Passing grade

Citizens are generally pleased with critical infrastructural work being undertaken by the Ministry of Works and Transport, under the indefatigable Minister Jack Warner. Bridges are being built and roads and highways upgraded, making life easier for commuters and generating jobs. The Education Ministry is making strides – pupils have been provided with laptops and the Ministry, by regulating extracurricular activities and demanding regular attendance, is seeking to restore order to the school system. In Tobago, decades old inconveniences have been resolved overnight with Tobagonians now having their own technical college and being in a position to get their driver’s permits locally. Culturally the PP’s impact has been felt – Carnival 2011 returned to the beloved Savannah stage and competition prizes were unusually generous. Most notable: the Police Service is becoming effective and the murder toll is down.

In other sectors however, the PP presence has yet to be felt and change is not as discernible. The Ministry of Health has set a welcome new standard for doctors and nurses on the job by suspending practitioners on duty when a woman bled to death, and a fund has been set up for children needing life-saving treatment abroad, but there is no tangible difference in the quality of health care. CEPEP and URP continue to be a source of societal tensions and explosions as PP supporters battle for jobs once held by PNM card carriers. The murder rate may be slipping, but general crime statistics are intolerably high. The people do not feel safe.

The economy is an area of considerable concern – the PP has managed to put an end to the waste of funds and to curb demands for assistance, but experts, including the Central Bank, are starting to wonder if Government’s hold on the economic reins needs slackening. Is a large injection of funds necessary to get the economy bullish? All eyes are on the public purse – unions are vigilant from the sidelines – they want their wage increases to correspond to the rate of inflation – while the Opposition, with no breakthroughs or arrests at hand in the Udecott scandals, is questioning each contract awarded, every cent expended.

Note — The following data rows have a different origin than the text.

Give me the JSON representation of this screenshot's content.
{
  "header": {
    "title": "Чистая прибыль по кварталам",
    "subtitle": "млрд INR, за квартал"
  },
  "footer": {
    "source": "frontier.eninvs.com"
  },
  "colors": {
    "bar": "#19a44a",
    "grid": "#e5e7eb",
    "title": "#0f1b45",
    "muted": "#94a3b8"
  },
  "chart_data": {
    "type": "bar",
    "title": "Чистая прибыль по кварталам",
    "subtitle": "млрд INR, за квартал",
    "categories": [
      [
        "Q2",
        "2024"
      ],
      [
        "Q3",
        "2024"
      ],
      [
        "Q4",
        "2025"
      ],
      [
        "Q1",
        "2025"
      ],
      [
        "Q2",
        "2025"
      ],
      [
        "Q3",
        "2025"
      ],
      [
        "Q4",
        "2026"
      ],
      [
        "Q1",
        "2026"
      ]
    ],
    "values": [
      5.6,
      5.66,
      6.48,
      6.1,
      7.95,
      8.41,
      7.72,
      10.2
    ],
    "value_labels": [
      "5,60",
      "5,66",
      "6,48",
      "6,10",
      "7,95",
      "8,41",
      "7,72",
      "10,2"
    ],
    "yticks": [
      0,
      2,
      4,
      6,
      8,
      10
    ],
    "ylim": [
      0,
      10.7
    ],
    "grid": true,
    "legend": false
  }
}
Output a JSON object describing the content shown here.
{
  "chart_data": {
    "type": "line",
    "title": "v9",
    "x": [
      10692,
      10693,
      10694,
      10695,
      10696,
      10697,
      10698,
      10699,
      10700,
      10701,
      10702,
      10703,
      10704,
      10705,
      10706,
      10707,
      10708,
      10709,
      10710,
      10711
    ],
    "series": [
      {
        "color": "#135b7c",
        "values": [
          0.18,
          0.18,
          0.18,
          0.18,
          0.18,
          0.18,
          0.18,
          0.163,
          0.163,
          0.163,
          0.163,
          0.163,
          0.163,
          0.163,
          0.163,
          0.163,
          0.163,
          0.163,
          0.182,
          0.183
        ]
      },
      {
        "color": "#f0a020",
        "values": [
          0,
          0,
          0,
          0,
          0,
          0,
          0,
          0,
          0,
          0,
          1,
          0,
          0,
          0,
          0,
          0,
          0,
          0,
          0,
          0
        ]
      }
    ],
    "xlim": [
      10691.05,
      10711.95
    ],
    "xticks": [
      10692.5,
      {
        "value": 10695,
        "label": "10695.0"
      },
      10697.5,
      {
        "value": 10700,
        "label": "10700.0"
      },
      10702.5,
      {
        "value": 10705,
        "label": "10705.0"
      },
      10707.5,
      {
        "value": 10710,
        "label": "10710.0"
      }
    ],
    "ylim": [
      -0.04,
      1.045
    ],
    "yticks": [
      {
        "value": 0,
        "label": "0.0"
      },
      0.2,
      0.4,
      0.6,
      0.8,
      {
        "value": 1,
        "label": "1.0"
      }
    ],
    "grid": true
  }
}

How has the PP fared politically? It was swept into office promising an end to nepotism and corruption, but eight months later, it was facing charges of nepotism over the appointment of a junior Reshmi Ramnarine to head TT’s spy agency. No sooner had it recovered from its first major embarrassment; there was egg on its face again after an untimely outburst on the racial composition of the Police Service by the head of the Police Service Commission, Nizam Mohammed. Mohammed was immediately fired.

In this, the anniversary month of its victory, the Partnership has faced its biggest upset after a newspaper report alleged impropriety and conflict of interest in the award of a $100,000 IT contract by the Ministry of Planning, Economic and Social Restructuring and Gender Affairs, to the Minister’s family. The Minister, Mary King has been dismissed and an investigation of the contract and her conduct is underway. The PP has also committed to a probe of an NP bid dispute after the Opposition last week sought to link the PM’s friendship with the preferred candidate to the contract tendering process.

In our view, the domino dismissals and investigations make the Government stronger not weaker. If in other areas of its performance the PP may only receive a passing grade, it merits an A for attitude. When faced with charges of corruption – and these have been minor in comparison to the hundreds of millions entangled in murky Udecott deals under the PNM – it has been willing to investigate. When it has erred it has been humble and made amends. The Government has been open to and has sought dialogue – the Prime Minister has tried to meet the demands of striking cops halfway. The PP has not embraced corruption as par for the course and not shot the messenger of the bad news. Laudable has been the coalition’s steadfastness during these spells of inclement political weather.

The PP has had no honeymoon. One year ago it did not demand one and the people were too burnt out by a decade of PNM ineptitude and corruption to be in the mood to offer the PP a period of transition and adjustment. Impatience has quickly translated into disappointment. The PP will need to make giant strides in its second year.